Toda má ação tem conseqüências. Acho que isso é fundamental, em vários aspectos da vida. A responsabilidade e a correção são necessárias, imprescindíveis. Sempre fui intensa defensora da justiça, do bem, do respeito e de todas essas coisas que poderiam e deveriam tornar o mundo e os seres humanos melhores.

Mas em alguns aspectos, por mais que eu tente, não consigo compreender as convenções e parcialidades das teorias do certo e do errado e tenho dificuldade em avaliar isso, principalmente quando as situações me dizem respeito. Porque eu conheço os meus pensamentos e intenções, mais ninguém.

Fico pensando nos seres humanos, divinos, maravilhosos, com sua imensa capacidade de amar, sonhar, desejar, querer e buscar a felicidade, divididos entre o prazer do prêmio e o temor do castigo, este último imposto por uma sociedade que espreita, inventa, comenta e, impiedosamente, julga.

Estes seres (im)perfeitos, frutos do pecado original (portanto, já com metade do castigo garantido) não podem, ainda, ignorar o julgamento divino, incontestável e definitivo. Não conseguem ignorar a moral secular, com todos os seus preceitos que definem o bem e o mal, o certo e o errado e os inevitáveis julgamentos que determinam quem é justo e quem é ímpio. E tem ainda a figura ameaçadora daquele livro imenso onde estarão descritos todos os atos humanos observados por um olho que tudo vê, registrados implacavelmente por uma mão poderosa que fará o julgamento final e determinará a cada um o seu prêmio ou seu castigo e separará, finalmente, o joio do trigo, guardando o que é bom e jogando fora o que “não presta”.
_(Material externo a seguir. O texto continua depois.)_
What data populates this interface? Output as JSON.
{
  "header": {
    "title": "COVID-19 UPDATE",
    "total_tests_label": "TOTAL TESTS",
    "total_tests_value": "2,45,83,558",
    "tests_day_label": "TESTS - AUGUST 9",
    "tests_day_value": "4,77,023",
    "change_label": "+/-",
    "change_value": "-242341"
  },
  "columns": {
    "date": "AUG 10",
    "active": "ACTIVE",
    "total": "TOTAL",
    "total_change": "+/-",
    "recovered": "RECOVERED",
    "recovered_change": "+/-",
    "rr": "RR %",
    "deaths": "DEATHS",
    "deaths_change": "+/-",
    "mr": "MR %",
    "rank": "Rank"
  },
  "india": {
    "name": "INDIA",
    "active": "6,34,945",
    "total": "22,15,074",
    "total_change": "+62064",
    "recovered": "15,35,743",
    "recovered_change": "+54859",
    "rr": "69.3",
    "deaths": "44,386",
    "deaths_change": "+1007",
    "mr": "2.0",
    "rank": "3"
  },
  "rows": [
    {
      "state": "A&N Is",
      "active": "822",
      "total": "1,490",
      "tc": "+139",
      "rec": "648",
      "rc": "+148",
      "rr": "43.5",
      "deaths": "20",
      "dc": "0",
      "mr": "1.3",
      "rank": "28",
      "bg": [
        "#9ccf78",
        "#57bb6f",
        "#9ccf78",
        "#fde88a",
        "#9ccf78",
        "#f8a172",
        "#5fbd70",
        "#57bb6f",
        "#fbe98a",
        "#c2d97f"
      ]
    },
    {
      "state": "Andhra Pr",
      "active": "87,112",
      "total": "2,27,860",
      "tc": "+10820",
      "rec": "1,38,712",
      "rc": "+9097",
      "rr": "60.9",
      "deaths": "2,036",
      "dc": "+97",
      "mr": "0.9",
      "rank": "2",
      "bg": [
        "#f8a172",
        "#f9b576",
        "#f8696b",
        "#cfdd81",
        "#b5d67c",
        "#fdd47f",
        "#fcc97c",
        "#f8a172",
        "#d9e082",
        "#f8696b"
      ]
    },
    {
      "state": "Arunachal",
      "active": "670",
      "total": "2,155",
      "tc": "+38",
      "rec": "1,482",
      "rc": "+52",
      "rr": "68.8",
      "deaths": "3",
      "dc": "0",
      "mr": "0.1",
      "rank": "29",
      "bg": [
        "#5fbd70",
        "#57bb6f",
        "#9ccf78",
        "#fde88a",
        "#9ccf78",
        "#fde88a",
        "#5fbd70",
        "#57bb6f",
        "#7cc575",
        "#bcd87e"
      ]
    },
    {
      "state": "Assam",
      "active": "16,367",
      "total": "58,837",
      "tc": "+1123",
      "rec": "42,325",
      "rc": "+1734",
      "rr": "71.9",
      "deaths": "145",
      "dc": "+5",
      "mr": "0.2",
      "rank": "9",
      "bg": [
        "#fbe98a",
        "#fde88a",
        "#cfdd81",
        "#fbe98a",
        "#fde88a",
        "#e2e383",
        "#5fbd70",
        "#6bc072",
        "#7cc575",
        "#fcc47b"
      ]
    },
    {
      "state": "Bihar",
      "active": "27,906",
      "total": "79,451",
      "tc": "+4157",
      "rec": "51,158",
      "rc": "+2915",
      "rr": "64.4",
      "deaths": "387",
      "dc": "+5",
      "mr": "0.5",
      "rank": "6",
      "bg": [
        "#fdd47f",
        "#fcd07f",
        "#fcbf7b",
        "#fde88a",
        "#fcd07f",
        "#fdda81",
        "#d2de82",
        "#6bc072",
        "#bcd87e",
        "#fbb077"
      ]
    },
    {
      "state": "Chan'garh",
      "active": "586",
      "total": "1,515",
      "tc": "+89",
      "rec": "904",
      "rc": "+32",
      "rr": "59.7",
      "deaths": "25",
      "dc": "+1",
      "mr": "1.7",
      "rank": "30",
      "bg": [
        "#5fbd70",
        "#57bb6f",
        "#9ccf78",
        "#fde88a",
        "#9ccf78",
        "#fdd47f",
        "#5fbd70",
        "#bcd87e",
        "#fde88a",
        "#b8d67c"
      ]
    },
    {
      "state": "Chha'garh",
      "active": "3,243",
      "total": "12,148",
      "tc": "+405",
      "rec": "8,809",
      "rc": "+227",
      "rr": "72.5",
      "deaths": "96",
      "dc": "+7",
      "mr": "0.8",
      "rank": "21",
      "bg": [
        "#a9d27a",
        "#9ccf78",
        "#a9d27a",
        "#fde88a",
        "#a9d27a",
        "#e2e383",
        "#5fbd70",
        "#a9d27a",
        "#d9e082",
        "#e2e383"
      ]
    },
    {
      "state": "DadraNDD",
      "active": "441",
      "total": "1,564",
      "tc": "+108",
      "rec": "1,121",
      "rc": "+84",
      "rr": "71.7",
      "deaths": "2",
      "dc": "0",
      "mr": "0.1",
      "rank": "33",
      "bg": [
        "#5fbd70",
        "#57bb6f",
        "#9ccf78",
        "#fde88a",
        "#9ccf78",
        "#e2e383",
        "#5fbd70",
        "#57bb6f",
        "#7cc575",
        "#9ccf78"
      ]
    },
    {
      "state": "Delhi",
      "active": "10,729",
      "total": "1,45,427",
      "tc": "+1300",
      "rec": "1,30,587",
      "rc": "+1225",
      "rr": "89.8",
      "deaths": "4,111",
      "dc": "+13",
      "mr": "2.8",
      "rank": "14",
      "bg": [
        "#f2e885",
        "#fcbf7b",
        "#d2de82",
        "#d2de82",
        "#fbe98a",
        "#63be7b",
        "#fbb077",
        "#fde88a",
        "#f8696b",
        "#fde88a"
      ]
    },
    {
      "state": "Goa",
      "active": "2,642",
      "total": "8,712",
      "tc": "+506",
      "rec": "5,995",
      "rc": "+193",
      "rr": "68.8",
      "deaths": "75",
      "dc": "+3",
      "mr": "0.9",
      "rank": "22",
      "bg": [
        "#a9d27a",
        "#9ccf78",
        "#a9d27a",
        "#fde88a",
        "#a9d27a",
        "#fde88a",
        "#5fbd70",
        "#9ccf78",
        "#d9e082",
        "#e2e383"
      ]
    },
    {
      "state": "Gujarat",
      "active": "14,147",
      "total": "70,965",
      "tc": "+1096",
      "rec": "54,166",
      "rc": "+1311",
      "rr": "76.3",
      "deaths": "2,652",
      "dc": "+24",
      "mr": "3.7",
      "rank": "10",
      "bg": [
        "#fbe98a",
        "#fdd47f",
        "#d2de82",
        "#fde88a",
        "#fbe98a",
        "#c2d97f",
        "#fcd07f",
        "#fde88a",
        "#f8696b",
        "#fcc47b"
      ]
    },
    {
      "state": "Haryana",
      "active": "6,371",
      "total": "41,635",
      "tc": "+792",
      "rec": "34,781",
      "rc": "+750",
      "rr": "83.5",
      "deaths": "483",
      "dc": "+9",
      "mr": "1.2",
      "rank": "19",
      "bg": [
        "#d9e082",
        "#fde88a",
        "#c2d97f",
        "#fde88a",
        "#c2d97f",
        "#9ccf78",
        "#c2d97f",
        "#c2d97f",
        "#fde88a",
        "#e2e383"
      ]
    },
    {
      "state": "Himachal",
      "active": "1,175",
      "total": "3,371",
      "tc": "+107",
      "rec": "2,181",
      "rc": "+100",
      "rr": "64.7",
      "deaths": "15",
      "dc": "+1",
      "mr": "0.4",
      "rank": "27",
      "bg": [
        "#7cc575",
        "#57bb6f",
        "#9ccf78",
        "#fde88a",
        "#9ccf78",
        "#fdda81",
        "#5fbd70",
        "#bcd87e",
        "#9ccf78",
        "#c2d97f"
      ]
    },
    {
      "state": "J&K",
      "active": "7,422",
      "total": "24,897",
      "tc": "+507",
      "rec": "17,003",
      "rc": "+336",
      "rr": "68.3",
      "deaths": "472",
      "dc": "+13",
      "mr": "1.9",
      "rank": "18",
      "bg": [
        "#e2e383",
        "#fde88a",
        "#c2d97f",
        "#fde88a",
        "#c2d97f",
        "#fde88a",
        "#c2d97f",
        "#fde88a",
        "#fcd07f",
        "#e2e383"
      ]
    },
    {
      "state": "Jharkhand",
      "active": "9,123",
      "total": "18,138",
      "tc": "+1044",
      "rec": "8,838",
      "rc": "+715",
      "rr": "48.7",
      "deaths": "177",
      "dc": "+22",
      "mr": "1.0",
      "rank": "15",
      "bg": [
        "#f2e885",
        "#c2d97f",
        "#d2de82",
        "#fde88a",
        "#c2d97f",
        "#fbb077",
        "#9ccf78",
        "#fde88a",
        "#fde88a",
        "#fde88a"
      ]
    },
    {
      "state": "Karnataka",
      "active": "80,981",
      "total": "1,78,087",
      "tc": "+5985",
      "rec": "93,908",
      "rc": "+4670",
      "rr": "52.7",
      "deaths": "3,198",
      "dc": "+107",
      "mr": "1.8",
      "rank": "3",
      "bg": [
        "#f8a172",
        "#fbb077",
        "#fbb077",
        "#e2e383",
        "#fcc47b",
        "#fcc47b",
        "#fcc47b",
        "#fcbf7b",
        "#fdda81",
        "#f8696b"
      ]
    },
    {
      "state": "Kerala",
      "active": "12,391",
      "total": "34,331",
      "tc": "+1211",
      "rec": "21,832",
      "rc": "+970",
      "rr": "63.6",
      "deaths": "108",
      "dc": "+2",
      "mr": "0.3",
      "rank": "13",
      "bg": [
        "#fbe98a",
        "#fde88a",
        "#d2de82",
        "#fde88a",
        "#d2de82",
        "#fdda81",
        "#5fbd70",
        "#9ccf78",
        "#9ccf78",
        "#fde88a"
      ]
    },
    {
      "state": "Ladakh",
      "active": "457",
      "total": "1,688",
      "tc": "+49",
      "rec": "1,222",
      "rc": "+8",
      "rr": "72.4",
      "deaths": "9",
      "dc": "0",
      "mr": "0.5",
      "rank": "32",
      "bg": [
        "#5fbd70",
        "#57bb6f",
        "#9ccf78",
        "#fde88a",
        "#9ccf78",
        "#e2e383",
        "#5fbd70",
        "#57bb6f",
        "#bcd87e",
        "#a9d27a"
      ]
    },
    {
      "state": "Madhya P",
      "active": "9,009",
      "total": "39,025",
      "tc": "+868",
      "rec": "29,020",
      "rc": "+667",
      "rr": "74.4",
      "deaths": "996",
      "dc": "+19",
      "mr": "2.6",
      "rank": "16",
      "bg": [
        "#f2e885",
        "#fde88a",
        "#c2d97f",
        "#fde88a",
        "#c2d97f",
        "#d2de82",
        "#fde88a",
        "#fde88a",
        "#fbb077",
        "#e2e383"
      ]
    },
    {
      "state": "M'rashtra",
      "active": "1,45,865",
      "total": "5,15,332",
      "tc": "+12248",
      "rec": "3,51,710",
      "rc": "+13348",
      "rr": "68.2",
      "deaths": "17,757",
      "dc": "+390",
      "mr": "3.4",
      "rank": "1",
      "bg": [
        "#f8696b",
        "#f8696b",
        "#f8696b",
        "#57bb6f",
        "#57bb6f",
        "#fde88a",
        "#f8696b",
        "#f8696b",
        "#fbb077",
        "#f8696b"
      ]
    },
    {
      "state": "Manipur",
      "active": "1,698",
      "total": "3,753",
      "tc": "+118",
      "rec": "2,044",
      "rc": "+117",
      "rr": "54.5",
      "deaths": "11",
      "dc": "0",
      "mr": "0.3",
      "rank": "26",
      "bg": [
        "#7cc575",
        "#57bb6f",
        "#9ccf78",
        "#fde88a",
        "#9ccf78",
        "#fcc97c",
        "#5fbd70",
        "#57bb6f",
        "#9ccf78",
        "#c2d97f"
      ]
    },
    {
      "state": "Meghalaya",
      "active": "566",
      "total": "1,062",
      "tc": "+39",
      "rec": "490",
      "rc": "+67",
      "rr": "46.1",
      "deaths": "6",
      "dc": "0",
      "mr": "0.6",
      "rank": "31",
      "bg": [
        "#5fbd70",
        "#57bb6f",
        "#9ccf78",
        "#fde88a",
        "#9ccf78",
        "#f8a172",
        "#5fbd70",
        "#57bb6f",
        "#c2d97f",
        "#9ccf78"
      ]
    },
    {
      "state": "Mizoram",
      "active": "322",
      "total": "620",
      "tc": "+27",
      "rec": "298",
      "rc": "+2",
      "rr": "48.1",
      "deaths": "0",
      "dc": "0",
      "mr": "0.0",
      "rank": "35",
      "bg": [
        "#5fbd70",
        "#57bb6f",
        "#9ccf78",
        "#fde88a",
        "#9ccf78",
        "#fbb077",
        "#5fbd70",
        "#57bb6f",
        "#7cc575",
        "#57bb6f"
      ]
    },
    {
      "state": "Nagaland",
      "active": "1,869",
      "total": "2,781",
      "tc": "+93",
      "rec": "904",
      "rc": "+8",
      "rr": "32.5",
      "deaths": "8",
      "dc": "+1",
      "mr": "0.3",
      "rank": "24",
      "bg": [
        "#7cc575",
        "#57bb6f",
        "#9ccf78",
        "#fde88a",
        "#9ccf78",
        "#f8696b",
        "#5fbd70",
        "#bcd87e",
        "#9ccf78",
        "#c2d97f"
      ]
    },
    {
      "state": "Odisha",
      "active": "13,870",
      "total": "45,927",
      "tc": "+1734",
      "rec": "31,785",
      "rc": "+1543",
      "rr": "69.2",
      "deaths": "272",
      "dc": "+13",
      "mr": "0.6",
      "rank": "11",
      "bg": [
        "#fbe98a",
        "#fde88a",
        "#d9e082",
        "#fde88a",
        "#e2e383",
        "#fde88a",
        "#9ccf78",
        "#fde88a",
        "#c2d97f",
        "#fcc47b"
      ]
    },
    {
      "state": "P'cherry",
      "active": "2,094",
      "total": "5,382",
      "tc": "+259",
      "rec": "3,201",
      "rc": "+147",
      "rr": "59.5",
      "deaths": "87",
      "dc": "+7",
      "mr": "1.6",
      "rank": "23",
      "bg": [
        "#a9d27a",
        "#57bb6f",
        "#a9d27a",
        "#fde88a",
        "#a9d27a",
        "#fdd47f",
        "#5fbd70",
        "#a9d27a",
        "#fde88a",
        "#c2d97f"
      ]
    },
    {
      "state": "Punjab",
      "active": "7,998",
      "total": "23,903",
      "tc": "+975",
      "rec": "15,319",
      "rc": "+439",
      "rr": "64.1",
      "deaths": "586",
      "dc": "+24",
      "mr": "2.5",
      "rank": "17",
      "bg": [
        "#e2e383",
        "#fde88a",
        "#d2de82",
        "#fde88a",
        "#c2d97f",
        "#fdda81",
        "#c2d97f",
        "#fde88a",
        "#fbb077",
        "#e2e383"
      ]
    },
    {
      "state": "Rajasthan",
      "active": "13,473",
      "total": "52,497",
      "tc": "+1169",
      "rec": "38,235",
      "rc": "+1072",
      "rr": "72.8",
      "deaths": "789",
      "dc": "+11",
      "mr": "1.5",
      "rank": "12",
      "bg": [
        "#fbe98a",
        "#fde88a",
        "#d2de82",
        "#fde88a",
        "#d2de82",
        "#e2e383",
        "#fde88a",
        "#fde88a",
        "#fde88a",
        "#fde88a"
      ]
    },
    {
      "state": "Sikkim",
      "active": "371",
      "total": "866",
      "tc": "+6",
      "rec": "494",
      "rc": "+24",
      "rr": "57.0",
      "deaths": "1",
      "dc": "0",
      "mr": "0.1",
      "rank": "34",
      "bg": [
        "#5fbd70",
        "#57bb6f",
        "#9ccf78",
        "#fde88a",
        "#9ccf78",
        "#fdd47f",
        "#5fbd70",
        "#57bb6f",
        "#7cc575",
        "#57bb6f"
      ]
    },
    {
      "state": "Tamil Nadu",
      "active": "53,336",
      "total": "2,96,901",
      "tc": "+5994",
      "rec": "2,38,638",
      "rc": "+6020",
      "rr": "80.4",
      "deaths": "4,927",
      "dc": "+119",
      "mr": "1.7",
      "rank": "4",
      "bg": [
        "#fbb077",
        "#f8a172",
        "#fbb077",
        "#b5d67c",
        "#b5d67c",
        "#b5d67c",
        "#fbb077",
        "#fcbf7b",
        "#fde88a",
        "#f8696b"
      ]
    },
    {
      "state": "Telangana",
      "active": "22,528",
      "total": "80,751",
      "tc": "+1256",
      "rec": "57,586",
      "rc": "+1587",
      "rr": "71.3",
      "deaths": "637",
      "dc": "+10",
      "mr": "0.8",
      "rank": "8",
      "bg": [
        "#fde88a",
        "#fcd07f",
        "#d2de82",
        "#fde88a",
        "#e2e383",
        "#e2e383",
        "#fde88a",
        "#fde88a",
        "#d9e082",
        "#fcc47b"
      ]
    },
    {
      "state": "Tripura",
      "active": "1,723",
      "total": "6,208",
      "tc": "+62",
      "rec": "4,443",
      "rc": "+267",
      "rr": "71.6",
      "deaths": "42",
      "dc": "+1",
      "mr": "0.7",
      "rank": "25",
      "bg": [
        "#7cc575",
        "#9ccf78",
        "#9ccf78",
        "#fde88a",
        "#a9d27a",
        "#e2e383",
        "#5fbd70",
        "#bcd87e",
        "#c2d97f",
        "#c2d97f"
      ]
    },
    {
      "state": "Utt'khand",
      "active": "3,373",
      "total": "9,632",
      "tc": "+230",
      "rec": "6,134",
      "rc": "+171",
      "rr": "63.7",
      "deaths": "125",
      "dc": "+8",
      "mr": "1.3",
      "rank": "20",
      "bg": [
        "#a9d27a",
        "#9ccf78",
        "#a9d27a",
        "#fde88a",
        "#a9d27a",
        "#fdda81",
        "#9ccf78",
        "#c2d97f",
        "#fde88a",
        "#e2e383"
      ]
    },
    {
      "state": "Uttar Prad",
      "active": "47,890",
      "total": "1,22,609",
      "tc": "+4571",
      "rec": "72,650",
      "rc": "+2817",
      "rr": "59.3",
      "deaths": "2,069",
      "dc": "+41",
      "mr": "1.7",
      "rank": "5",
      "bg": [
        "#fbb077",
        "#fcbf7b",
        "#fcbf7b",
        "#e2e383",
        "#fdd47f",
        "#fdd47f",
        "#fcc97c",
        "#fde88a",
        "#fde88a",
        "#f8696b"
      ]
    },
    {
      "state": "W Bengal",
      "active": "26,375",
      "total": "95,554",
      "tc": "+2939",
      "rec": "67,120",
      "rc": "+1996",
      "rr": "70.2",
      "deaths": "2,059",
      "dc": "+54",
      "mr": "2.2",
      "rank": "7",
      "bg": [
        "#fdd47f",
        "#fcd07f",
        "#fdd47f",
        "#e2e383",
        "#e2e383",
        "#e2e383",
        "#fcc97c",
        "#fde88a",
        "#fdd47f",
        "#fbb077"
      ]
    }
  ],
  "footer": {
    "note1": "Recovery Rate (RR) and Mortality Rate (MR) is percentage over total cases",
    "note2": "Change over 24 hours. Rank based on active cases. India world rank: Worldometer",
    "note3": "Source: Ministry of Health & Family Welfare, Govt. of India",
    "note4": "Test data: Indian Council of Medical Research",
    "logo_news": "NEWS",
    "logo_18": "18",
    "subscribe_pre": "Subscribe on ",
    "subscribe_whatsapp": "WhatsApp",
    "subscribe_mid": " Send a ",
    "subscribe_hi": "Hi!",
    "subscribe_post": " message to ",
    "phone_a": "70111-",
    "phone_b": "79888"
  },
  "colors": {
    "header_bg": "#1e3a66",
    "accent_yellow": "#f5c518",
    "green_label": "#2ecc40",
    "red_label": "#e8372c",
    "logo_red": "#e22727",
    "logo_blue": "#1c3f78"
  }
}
Não defendo a permissividade, mas não consigo pensar a divindade assim. Não consigo pensar que os seres humanos foram dotados de tão imensa capacidade de amar para reprimi-la e não poder vivê-la por completo e sem culpa, em todas as suas manifestações. Não consigo entender que algumas formas de amor possam ser ilegais, imorais, injustas, erradas ou inadequadas. E por isso, julgadas e condenadas. Talvez eu precise renovar a minha consciência das coisas. Talvez eu precise crescer e aprender muito, despertar a “divindade” em mim, para deixar de ter essa visão humana demais de tudo.

O meu modo de ver as coisas e a minha imensa capacidade de errar já me fizeram receber muitos castigos. Alguns físicos, outros morais. Não saberia dizer quais machucaram mais ou quais deixaram as maiores marcas. Nem quais foram merecidos ou injustos. Não saberia dizer quais foram mais bem-sucedidos na tarefa de me tornar uma pessoa melhor. Ou pior?

Talvez haja coisas que a minha limitada capacidade de compreensão erroneamente considera corretas e pelas quais, um dia, ainda terei que prestar contas. Ou talvez eu esteja tentando justificar algumas angústias e sentimentos de culpa, “por pensamentos e palavras, atos e omissões”. Não sei.

Mas a palavra castigo me parece pesada demais. Acordei com ela no pensamento, hoje. E com a sensação terrível só sentida por um réu que já foi julgado, condenado e que está apenas aguardando no corredor da morte. Mas que deseja indulto, por acreditar na própria inocência.